Business Roundtable (BRT) members are CEOs of the largest 181 corporations in the U.S.A. In August 2019, the BRT acknowledged that 20th century shareholder-primacy capitalism has failed and declared that the 21st century corporate purpose is to maximize stakeholder wellbeing. The 2019 statement released by the BRT lists the six primary stakeholders to which corporations should deliver value: customers, employees, suppliers, communities, the environment … and shareholders. Shareholders are still stakeholders, but not the only stakeholder.
A corporate purpose of “maximize stakeholder wellbeing” is replacing the outdated and myopic “maximize shareholder wealth” purpose. In 2018, Larry Fink, Chairman and CEO of Blackrock – the largest investment management firm on the planet – declared it’s time that companies have a social purpose. “Without a sense of purpose, no company, either public or private, can achieve its full potential. It will ultimately lose the license to operate from key stakeholders.” In 2019, Larry Fink went further and stated that social purpose is not a sacrifice; in fact, it’s the “animating force” for profits. A 2020 survey of 150 American business executives found that over 90 percent of those surveyed believe that purpose-driven companies have positive business outcomes: improved reputation, stronger employee recruitment and retention, increased consumer trust and increased customer loyalty.
A social / multi-stakeholder purpose transforms corporate governance, which changes everything. It ensures that the board’s duty of care includes consideration for the interests of all stakeholders, including the environment / Mother Nature and society / Future Generations. It changes what the company manages, measures, rewards and discloses. It changes the definition of “materiality” from considerations that might influence an investor’s decision to broader considerations that might affect any stakeholder’s wellbeing, including the wellbeing of the environment and society-at-large. Governance aspects of a company with a stakeholder-primacy purpose are contrasted with characteristics of a company with a multi-stakeholder purpose in this figure from “The 21st Century Sustainable Enterprise Force Field” white paper.

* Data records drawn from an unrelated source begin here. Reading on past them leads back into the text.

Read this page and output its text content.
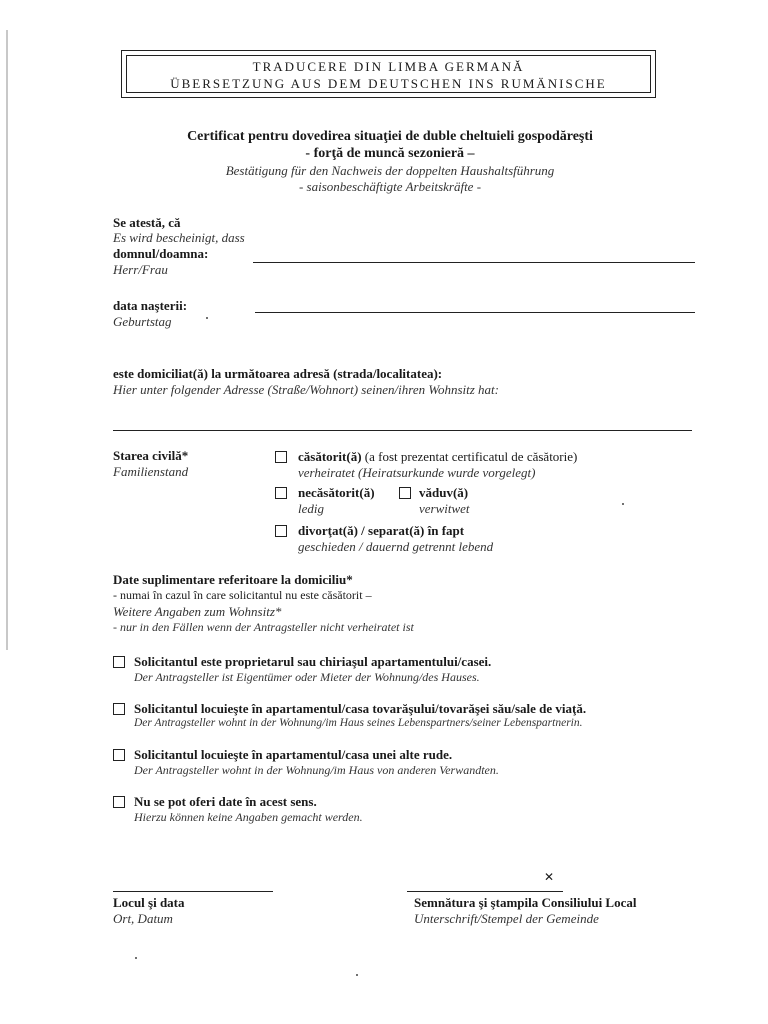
TRADUCERE DIN LIMBA GERMANĂ
ÜBERSETZUNG AUS DEM DEUTSCHEN INS RUMÄNISCHE
Certificat pentru dovedirea situaţiei de duble cheltuieli gospodăreşti
- forţă de muncă sezonieră –
Bestätigung für den Nachweis der doppelten Haushaltsführung
- saisonbeschäftigte Arbeitskräfte -
Se atestă, că
Es wird bescheinigt, dass
domnul/doamna:
Herr/Frau
data naşterii:
Geburtstag
este domiciliat(ă) la următoarea adresă (strada/localitatea):
Hier unter folgender Adresse (Straße/Wohnort) seinen/ihren Wohnsitz hat:
Starea civilă*
Familienstand
căsătorit(ă) (a fost prezentat certificatul de căsătorie)
verheiratet (Heiratsurkunde wurde vorgelegt)
necăsătorit(ă)
ledig
văduv(ă)
verwitwet
divorţat(ă) / separat(ă) în fapt
geschieden / dauernd getrennt lebend
Date suplimentare referitoare la domiciliu*
- numai în cazul în care solicitantul nu este căsătorit –
Weitere Angaben zum Wohnsitz*
- nur in den Fällen wenn der Antragsteller nicht verheiratet ist
Solicitantul este proprietarul sau chiriaşul apartamentului/casei.
Der Antragsteller ist Eigentümer oder Mieter der Wohnung/des Hauses.
Solicitantul locuieşte în apartamentul/casa tovarăşului/tovarăşei său/sale de viaţă.
Der Antragsteller wohnt in der Wohnung/im Haus seines Lebenspartners/seiner Lebenspartnerin.
Solicitantul locuieşte în apartamentul/casa unei alte rude.
Der Antragsteller wohnt in der Wohnung/im Haus von anderen Verwandten.
Nu se pot oferi date în acest sens.
Hierzu können keine Angaben gemacht werden.
✕
Locul şi data
Ort, Datum
Semnătura şi ştampila Consiliului Local
Unterschrift/Stempel der Gemeinde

The characteristic factors in the first column of the table are assessed in the Governance question in BSAT. The Governance score is then factored into the overall sustainability score so that it constitutes 10% of the overall score. This ensures that high scores on environmental, employee and community issues are not just a flash in the pan, or a happy fluke. Sustainability scores’ dependence on a high Governance score ensures that good sustainability scores were intentional and the result of systemic attention to sustainability issues because they matter.
A multi-stakeholder purpose improves governance. Improving Governance is the highest leverage way to improve company performance on all sustainability issues. BSAT scoring encourages that attention.